1. Review information collected from your suppliers
In addition to the information that you need to collect for conflict minerals reporting, your organisation may already be gathering additional due diligence information from its suppliers. This could be insurances, bribery and corruption information or even environmental policies. It is important that you understand any current processes that are in place and if possible ensure consistency across the data gathering process. The response rate and quality of information from your suppliers will be improved by reducing the number of separate and disjointed information requests you send them.
2. Consider limitations of current processes
Suppliers are often asked for similar information from multiple buyers and this is certainly true when gathering conflict minerals information. This means a lot of repetitive offline form filling and an unnecessary drain on resources.
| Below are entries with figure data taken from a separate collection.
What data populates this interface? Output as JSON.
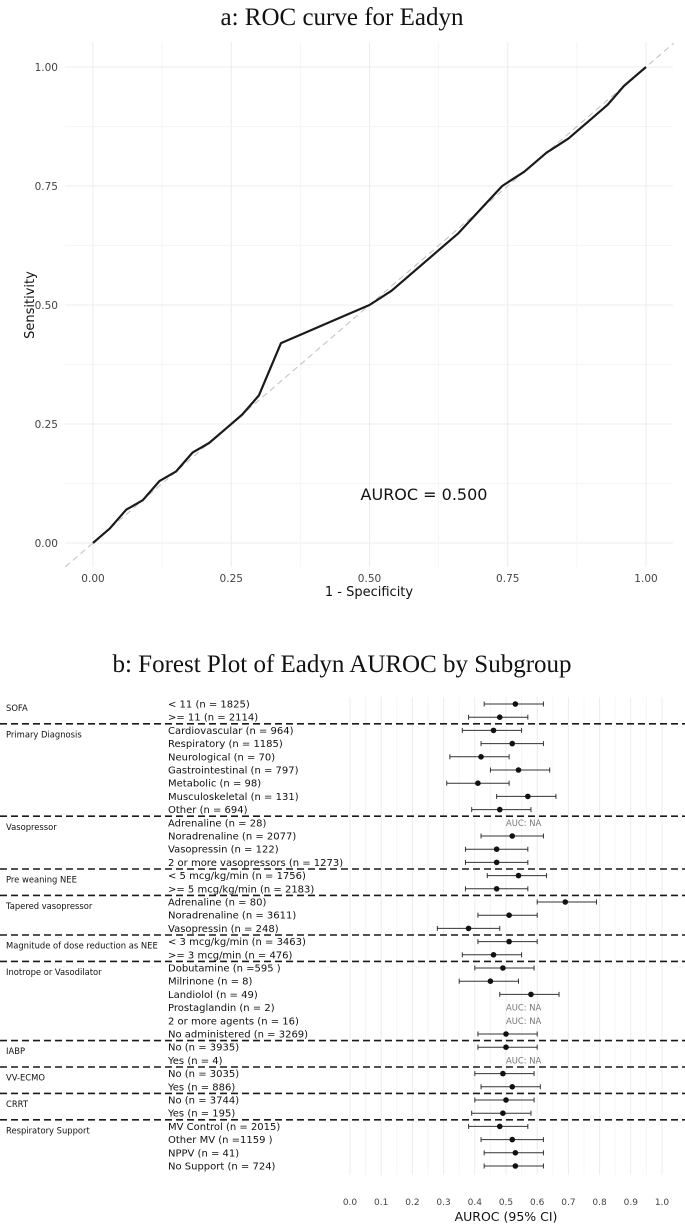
{
  "chart_data": [
    {
      "type": "line",
      "title": "a: ROC curve for Eadyn",
      "xlabel": "1 - Specificity",
      "ylabel": "Sensitivity",
      "xlim": [
        0,
        1
      ],
      "ylim": [
        0,
        1
      ],
      "x_ticks": [
        "0.00",
        "0.25",
        "0.50",
        "0.75",
        "1.00"
      ],
      "y_ticks": [
        "0.00",
        "0.25",
        "0.50",
        "0.75",
        "1.00"
      ],
      "grid": true,
      "reference_line": "diagonal, dashed",
      "annotation": "AUROC = 0.500",
      "series": [
        {
          "x": [
            0.0,
            0.01,
            0.03,
            0.06,
            0.09,
            0.12,
            0.15,
            0.18,
            0.21,
            0.24,
            0.27,
            0.3,
            0.34,
            0.38,
            0.42,
            0.46,
            0.5,
            0.54,
            0.58,
            0.62,
            0.66,
            0.7,
            0.74,
            0.78,
            0.82,
            0.86,
            0.9,
            0.93,
            0.96,
            1.0
          ],
          "y": [
            0.0,
            0.01,
            0.03,
            0.07,
            0.09,
            0.13,
            0.15,
            0.19,
            0.21,
            0.24,
            0.27,
            0.31,
            0.42,
            0.44,
            0.46,
            0.48,
            0.5,
            0.53,
            0.57,
            0.61,
            0.65,
            0.7,
            0.75,
            0.78,
            0.82,
            0.85,
            0.89,
            0.92,
            0.96,
            1.0
          ]
        }
      ]
    },
    {
      "type": "forest",
      "title": "b: Forest Plot of Eadyn AUROC by Subgroup",
      "xlabel": "AUROC (95% CI)",
      "xlim": [
        0.0,
        1.0
      ],
      "x_ticks": [
        "0.0",
        "0.1",
        "0.2",
        "0.3",
        "0.4",
        "0.5",
        "0.6",
        "0.7",
        "0.8",
        "0.9",
        "1.0"
      ],
      "na_label": "AUC: NA",
      "groups": [
        {
          "name": "SOFA",
          "rows": [
            {
              "label": "< 11 (n = 1825)",
              "auc": 0.53,
              "lo": 0.43,
              "hi": 0.62
            },
            {
              "label": ">= 11 (n = 2114)",
              "auc": 0.48,
              "lo": 0.38,
              "hi": 0.57
            }
          ]
        },
        {
          "name": "Primary Diagnosis",
          "rows": [
            {
              "label": "Cardiovascular (n = 964)",
              "auc": 0.46,
              "lo": 0.36,
              "hi": 0.55
            },
            {
              "label": "Respiratory (n = 1185)",
              "auc": 0.52,
              "lo": 0.42,
              "hi": 0.62
            },
            {
              "label": "Neurological (n = 70)",
              "auc": 0.42,
              "lo": 0.32,
              "hi": 0.51
            },
            {
              "label": "Gastrointestinal (n = 797)",
              "auc": 0.54,
              "lo": 0.45,
              "hi": 0.64
            },
            {
              "label": "Metabolic (n = 98)",
              "auc": 0.41,
              "lo": 0.31,
              "hi": 0.51
            },
            {
              "label": "Musculoskeletal (n = 131)",
              "auc": 0.57,
              "lo": 0.47,
              "hi": 0.66
            },
            {
              "label": "Other (n = 694)",
              "auc": 0.48,
              "lo": 0.39,
              "hi": 0.58
            }
          ]
        },
        {
          "name": "Vasopressor",
          "rows": [
            {
              "label": "Adrenaline (n = 28)",
              "auc": null
            },
            {
              "label": "Noradrenaline (n = 2077)",
              "auc": 0.52,
              "lo": 0.42,
              "hi": 0.62
            },
            {
              "label": "Vasopressin (n = 122)",
              "auc": 0.47,
              "lo": 0.37,
              "hi": 0.57
            },
            {
              "label": "2 or more vasopressors (n = 1273)",
              "auc": 0.47,
              "lo": 0.37,
              "hi": 0.57
            }
          ]
        },
        {
          "name": "Pre weaning NEE",
          "rows": [
            {
              "label": "< 5 mcg/kg/min (n = 1756)",
              "auc": 0.54,
              "lo": 0.44,
              "hi": 0.63
            },
            {
              "label": ">= 5 mcg/kg/min (n = 2183)",
              "auc": 0.47,
              "lo": 0.37,
              "hi": 0.57
            }
          ]
        },
        {
          "name": "Tapered vasopressor",
          "rows": [
            {
              "label": "Adrenaline (n = 80)",
              "auc": 0.69,
              "lo": 0.6,
              "hi": 0.79
            },
            {
              "label": "Noradrenaline (n = 3611)",
              "auc": 0.51,
              "lo": 0.41,
              "hi": 0.6
            },
            {
              "label": "Vasopressin (n = 248)",
              "auc": 0.38,
              "lo": 0.28,
              "hi": 0.48
            }
          ]
        },
        {
          "name": "Magnitude of dose reduction as NEE",
          "rows": [
            {
              "label": "< 3 mcg/kg/min (n = 3463)",
              "auc": 0.51,
              "lo": 0.41,
              "hi": 0.6
            },
            {
              "label": ">= 3 mcg/min (n = 476)",
              "auc": 0.46,
              "lo": 0.36,
              "hi": 0.55
            }
          ]
        },
        {
          "name": "Inotrope or Vasodilator",
          "rows": [
            {
              "label": "Dobutamine (n =595 )",
              "auc": 0.49,
              "lo": 0.4,
              "hi": 0.59
            },
            {
              "label": "Milrinone (n = 8)",
              "auc": 0.45,
              "lo": 0.35,
              "hi": 0.54
            },
            {
              "label": "Landiolol (n = 49)",
              "auc": 0.58,
              "lo": 0.48,
              "hi": 0.67
            },
            {
              "label": "Prostaglandin (n = 2)",
              "auc": null
            },
            {
              "label": "2 or more agents (n = 16)",
              "auc": null
            },
            {
              "label": "No administered (n = 3269)",
              "auc": 0.5,
              "lo": 0.41,
              "hi": 0.6
            }
          ]
        },
        {
          "name": "IABP",
          "rows": [
            {
              "label": "No (n = 3935)",
              "auc": 0.5,
              "lo": 0.41,
              "hi": 0.6
            },
            {
              "label": "Yes (n = 4)",
              "auc": null
            }
          ]
        },
        {
          "name": "VV-ECMO",
          "rows": [
            {
              "label": "No (n = 3035)",
              "auc": 0.49,
              "lo": 0.4,
              "hi": 0.59
            },
            {
              "label": "Yes (n = 886)",
              "auc": 0.52,
              "lo": 0.42,
              "hi": 0.61
            }
          ]
        },
        {
          "name": "CRRT",
          "rows": [
            {
              "label": "No (n = 3744)",
              "auc": 0.5,
              "lo": 0.4,
              "hi": 0.59
            },
            {
              "label": "Yes (n = 195)",
              "auc": 0.49,
              "lo": 0.39,
              "hi": 0.58
            }
          ]
        },
        {
          "name": "Respiratory Support",
          "rows": [
            {
              "label": "MV Control (n = 2015)",
              "auc": 0.48,
              "lo": 0.38,
              "hi": 0.57
            },
            {
              "label": "Other MV (n =1159 )",
              "auc": 0.52,
              "lo": 0.42,
              "hi": 0.62
            },
            {
              "label": "NPPV (n = 41)",
              "auc": 0.53,
              "lo": 0.43,
              "hi": 0.62
            },
            {
              "label": "No Support (n = 724)",
              "auc": 0.53,
              "lo": 0.43,
              "hi": 0.62
            }
          ]
        }
      ]
    }
  ]
}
At the same time, the quantity of data you hold on your suppliers will become increasingly challenging to manage. A solution that is simple for the supplier is a must but, more importantly, you will need to be able to use the data for your own compliance purposes.
3. Dedicate resource to the issue
When an organisation first starts to analyse their supply chain there are a number of unknowns, from up to date contact details for the supplier to the information you need to request from them. By dedicating time to manage the process properly you are not only working towards understanding your organisation’s conflict mineral status but also driving the potential rationalisation and effective management of your suppliers.
4. Move the process online
Using spreadsheets is a costly, time consuming and potentially inaccurate method of gathering data. Moving the process online can save a huge amount of time for suppliers and enable you to analyse and manage their information more easily. Having the data in a consistent format and a set of analytical tools means you can make use of the data, easily identify gaps or risks and compare supplier performance. For more reasons to move online, see our recent blog.
5. Communication with stakeholders
Regardless of how streamlined and automated the due diligence process, it is vital that you communicate effectively to relevant stakeholders; both internal and external. Your suppliers should be aware of why they are being asked for this information and clear on how they should meet the requirements. The more support you can provide them, the better the response rates will be and the smoother the process will become over time. Internal communication is also key as it ensures that there is a common message across the organisation. This is particularly relevant where there are multiple points of contact for suppliers.